Here's a quick summary of the changes I've recently made.
I have implemented consumer prefetch - this has dramatically increased our throughput :) I have produced a new set of performance graphs which show we are better than MQ in everything I've tried.
In order to get throughput boosted I've changed the way a few things work. Now *everything* is pushed from the channel to the server consumer endpoint to the client. There are no active receives() from the client to the server.
Channel delivery and channel handle methods are now executed on the same thread (deliver is never called directly) resulting in less lock contention - this works using a "SEDA style" approach where the channel maintains a QueuedExecutor and requests are handed off to it, rather than executing directly. Right now this is only done for handle and deliver but we should consider doing it for acknowledge and cancel too.
Once remoting supports a non-blocking API this means we can implement a full end to end SEDA approach and should be able to scale to many thousands of connections :)
Other things to note:
All receive() calls are now handled on the client side (they don't go to the server) - this is vital for good performance. This includes receiveNoWait(), so it means there is a chance receiveNoWait() returns null after a send to the destination has returned ok. I looked into the semantics of receiveNoWait() and this seems ok to me, I don't think receiveNoWait makes any guarantees that it will definitely return a message if send has returned. It also seems that other messaging systems work this way. We could make receiveNoWait go to the server but I don't think this is necessary and it will screw performance.
I have combined ChannelState and ChannelSupport - since the division between the two was arbitrary since we don't have different types of state any more. Also the extra API having to be maintained added complexity.
The pluggable thread pool has gone. This is because when we send messages from server to client we need to ensure that all messages from a particular consumer are sent in sequence. Using a threadpool doesn't give us that guarantee since a later delivery could overtake an earlier delivery in flight. So now the consumer always uses the same QueuedExecutor for it's life time. Since each QueuedExecutor has it's own thread we don't want to have a unique one for each consumer (run out of threads), there is a pool of QueuedExcetors maintained by the server. QueuedExecutors are allocated from the pool in a rotating fashion so it's possible two or more consumers could be using the same pooled executors.
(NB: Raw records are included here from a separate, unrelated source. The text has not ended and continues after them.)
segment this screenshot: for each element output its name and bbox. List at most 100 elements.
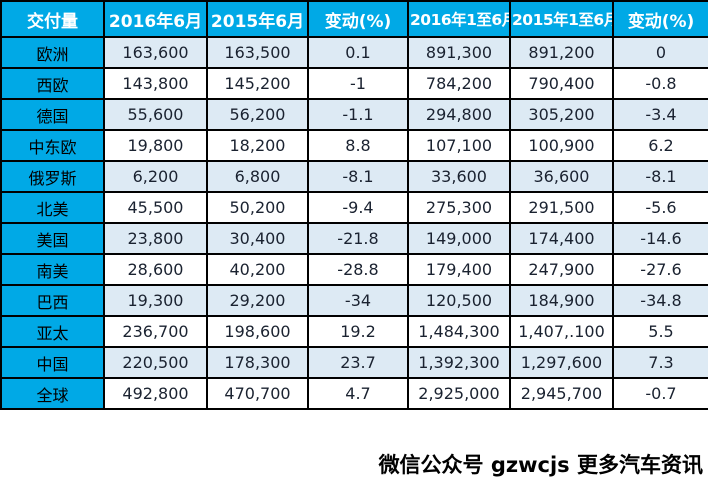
value-cell: 184,900 [509, 284, 614, 317]
value-cell: 784,200 [407, 67, 511, 100]
region-cell: 南美 [0, 253, 105, 286]
value-cell: 19.2 [307, 315, 409, 348]
value-cell: 6.2 [612, 129, 708, 162]
value-cell: 55,600 [103, 98, 208, 131]
value-cell: 28,600 [103, 253, 208, 286]
value-cell: 492,800 [103, 377, 208, 410]
value-cell: 6,200 [103, 160, 208, 193]
header-cell-change-h1: 变动(%) [612, 0, 708, 38]
value-cell: 305,200 [509, 98, 614, 131]
region-cell: 中国 [0, 346, 105, 379]
value-cell: 1,407,.100 [509, 315, 614, 348]
value-cell: 1,392,300 [407, 346, 511, 379]
table-row: 西欧 143,800 145,200 -1 784,200 790,400 -0.8 [0, 67, 708, 100]
value-cell: 18,200 [206, 129, 309, 162]
value-cell: 33,600 [407, 160, 511, 193]
value-cell: 120,500 [407, 284, 511, 317]
header-cell-h1-2016: 2016年1至6月 [407, 0, 511, 38]
value-cell: 23.7 [307, 346, 409, 379]
wechat-watermark: 微信公众号 gzwcjs 更多汽车资讯 [378, 453, 703, 477]
table-row: 美国 23,800 30,400 -21.8 149,000 174,400 -14.6 [0, 222, 708, 255]
table-row: 巴西 19,300 29,200 -34 120,500 184,900 -34.8 [0, 284, 708, 317]
value-cell: 19,300 [103, 284, 208, 317]
value-cell: -14.6 [612, 222, 708, 255]
value-cell: 275,300 [407, 191, 511, 224]
value-cell: 29,200 [206, 284, 309, 317]
value-cell: 107,100 [407, 129, 511, 162]
table-row: 德国 55,600 56,200 -1.1 294,800 305,200 -3.4 [0, 98, 708, 131]
value-cell: 0 [612, 36, 708, 69]
value-cell: -28.8 [307, 253, 409, 286]
value-cell: 294,800 [407, 98, 511, 131]
value-cell: 790,400 [509, 67, 614, 100]
value-cell: 5.5 [612, 315, 708, 348]
value-cell: -1.1 [307, 98, 409, 131]
value-cell: -27.6 [612, 253, 708, 286]
value-cell: -1 [307, 67, 409, 100]
value-cell: 50,200 [206, 191, 309, 224]
value-cell: 149,000 [407, 222, 511, 255]
value-cell: -0.8 [612, 67, 708, 100]
value-cell: 1,297,600 [509, 346, 614, 379]
value-cell: -0.7 [612, 377, 708, 410]
table-body: 欧洲 163,600 163,500 0.1 891,300 891,200 0 西欧 143,… [0, 36, 708, 410]
value-cell: 145,200 [206, 67, 309, 100]
table-row: 中东欧 19,800 18,200 8.8 107,100 100,900 6.2 [0, 129, 708, 162]
value-cell: 198,600 [206, 315, 309, 348]
header-cell-change-jun: 变动(%) [307, 0, 409, 38]
value-cell: 163,600 [103, 36, 208, 69]
value-cell: 179,400 [407, 253, 511, 286]
value-cell: -34 [307, 284, 409, 317]
value-cell: 891,300 [407, 36, 511, 69]
table-row: 南美 28,600 40,200 -28.8 179,400 247,900 -27.6 [0, 253, 708, 286]
value-cell: -8.1 [612, 160, 708, 193]
value-cell: 56,200 [206, 98, 309, 131]
region-cell: 亚太 [0, 315, 105, 348]
header-row: 交付量 2016年6月 2015年6月 变动(%) 2016年1至6月 2015… [0, 0, 708, 38]
region-cell: 西欧 [0, 67, 105, 100]
value-cell: 45,500 [103, 191, 208, 224]
table-row: 欧洲 163,600 163,500 0.1 891,300 891,200 0 [0, 36, 708, 69]
delivery-table: 交付量 2016年6月 2015年6月 变动(%) 2016年1至6月 2015… [0, 0, 708, 410]
value-cell: 143,800 [103, 67, 208, 100]
header-cell-jun-2015: 2015年6月 [206, 0, 309, 38]
value-cell: 2,925,000 [407, 377, 511, 410]
value-cell: 30,400 [206, 222, 309, 255]
region-cell: 德国 [0, 98, 105, 131]
value-cell: -21.8 [307, 222, 409, 255]
value-cell: 8.8 [307, 129, 409, 162]
value-cell: 40,200 [206, 253, 309, 286]
value-cell: 291,500 [509, 191, 614, 224]
region-cell: 欧洲 [0, 36, 105, 69]
region-cell: 中东欧 [0, 129, 105, 162]
value-cell: -5.6 [612, 191, 708, 224]
value-cell: 19,800 [103, 129, 208, 162]
value-cell: 220,500 [103, 346, 208, 379]
value-cell: 2,945,700 [509, 377, 614, 410]
value-cell: 36,600 [509, 160, 614, 193]
region-cell: 巴西 [0, 284, 105, 317]
region-cell: 北美 [0, 191, 105, 224]
header-cell-deliveries: 交付量 [0, 0, 105, 38]
region-cell: 美国 [0, 222, 105, 255]
value-cell: 174,400 [509, 222, 614, 255]
value-cell: 247,900 [509, 253, 614, 286]
value-cell: 0.1 [307, 36, 409, 69]
table-header: 交付量 2016年6月 2015年6月 变动(%) 2016年1至6月 2015… [0, 0, 708, 38]
header-cell-jun-2016: 2016年6月 [103, 0, 208, 38]
value-cell: 163,500 [206, 36, 309, 69]
value-cell: 23,800 [103, 222, 208, 255]
region-cell: 全球 [0, 377, 105, 410]
header-cell-h1-2015: 2015年1至6月 [509, 0, 614, 38]
table-row: 亚太 236,700 198,600 19.2 1,484,300 1,407,.100 5… [0, 315, 708, 348]
value-cell: 6,800 [206, 160, 309, 193]
value-cell: 1,484,300 [407, 315, 511, 348]
table-row: 全球 492,800 470,700 4.7 2,925,000 2,945,700 -0.… [0, 377, 708, 410]
value-cell: -9.4 [307, 191, 409, 224]
value-cell: -34.8 [612, 284, 708, 317]
value-cell: -8.1 [307, 160, 409, 193]
value-cell: 7.3 [612, 346, 708, 379]
value-cell: 100,900 [509, 129, 614, 162]
table-row: 北美 45,500 50,200 -9.4 275,300 291,500 -5.6 [0, 191, 708, 224]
(Anyway it shouldn't really be pluggable in the first place since it's part of the *design* of the server, not something that we should allow to configure)
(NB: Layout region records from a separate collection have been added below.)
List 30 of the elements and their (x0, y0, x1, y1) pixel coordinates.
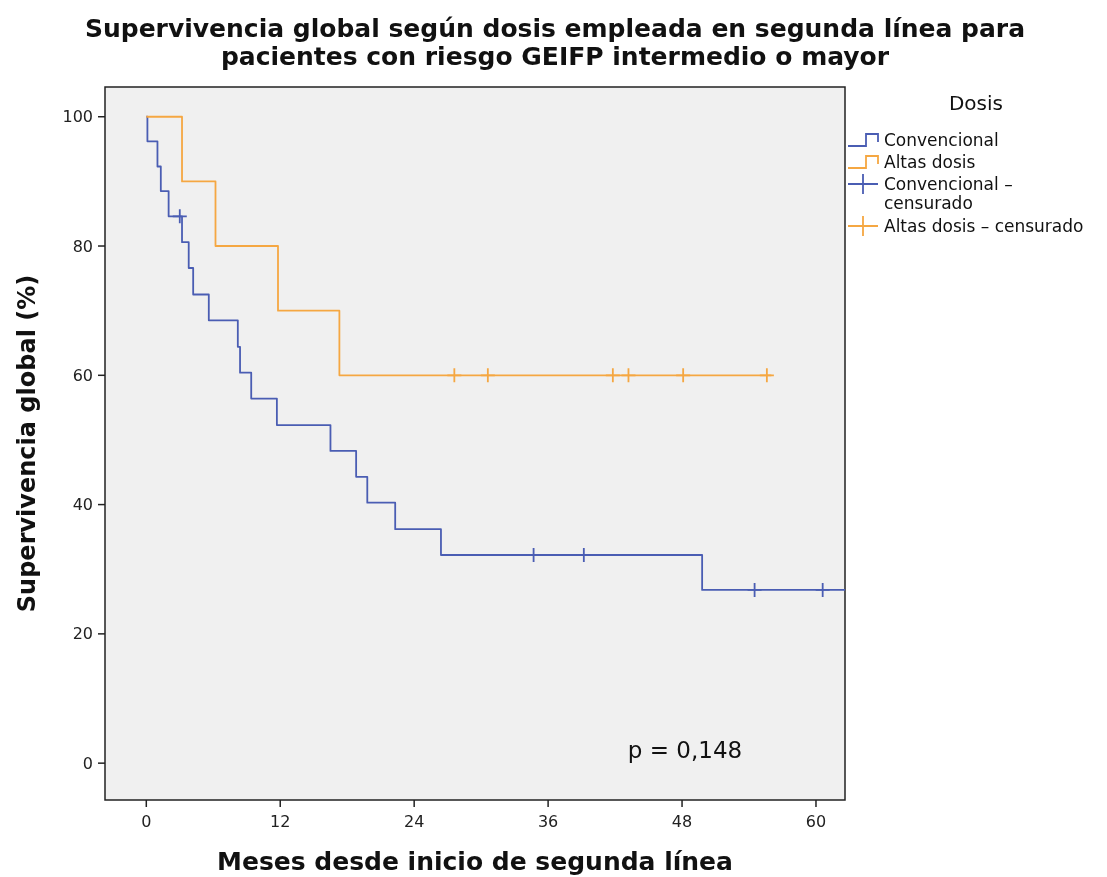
y-tick-label: 80 (72, 236, 93, 256)
y-tick-label: 40 (72, 495, 93, 515)
point (746, 582, 763, 598)
point (446, 367, 463, 384)
point (479, 367, 496, 384)
point (604, 367, 621, 384)
point (758, 367, 775, 384)
point (171, 208, 188, 225)
legend-label: Altas dosis – censurado (884, 216, 1084, 236)
legend-label: Altas dosis (884, 152, 976, 172)
annotation: p = 0,148 (627, 737, 743, 763)
legend-title: Dosis (948, 91, 1004, 115)
x-tick-label: 48 (671, 812, 693, 831)
y-tick-label: 60 (72, 365, 93, 385)
point (620, 367, 637, 384)
y-tick-label: 20 (72, 624, 93, 644)
x-tick-label: 0 (141, 812, 152, 831)
x-tick-label: 60 (805, 812, 827, 831)
x-axis-title: Meses desde inicio de segunda línea (217, 847, 733, 876)
legend-label: Convencional – censurado (884, 174, 1013, 213)
chart-title: Supervivencia global según dosis empleada en segunda línea para pacientes con riesgo GEIFP intermedio o mayor (84, 14, 1026, 71)
y-tick-label: 0 (82, 753, 93, 773)
point (814, 582, 831, 598)
legend-label: Convencional (884, 130, 999, 150)
point (675, 367, 692, 384)
x-tick-label: 24 (403, 812, 425, 831)
y-axis-title: Supervivencia global (%) (13, 274, 41, 613)
x-tick-label: 12 (270, 812, 291, 831)
x-tick-label: 36 (537, 812, 559, 831)
y-tick-label: 100 (62, 107, 93, 127)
I have also made some changes around session recovery (since we were doing it wrong).
The remote API is now much simpler :)
BTW I have changed some tests since now sematics have changed (particularly of receiveNoWait) - so beware!
Also one test in CTSMiscallaneousTest I don't think can be correct since it applies that all receives must act directly on the channel which would prevent us from doing buffering. I have left that failing for now.
In all it's been a bit of a mission (more complex than I thought) but necessary for great performance.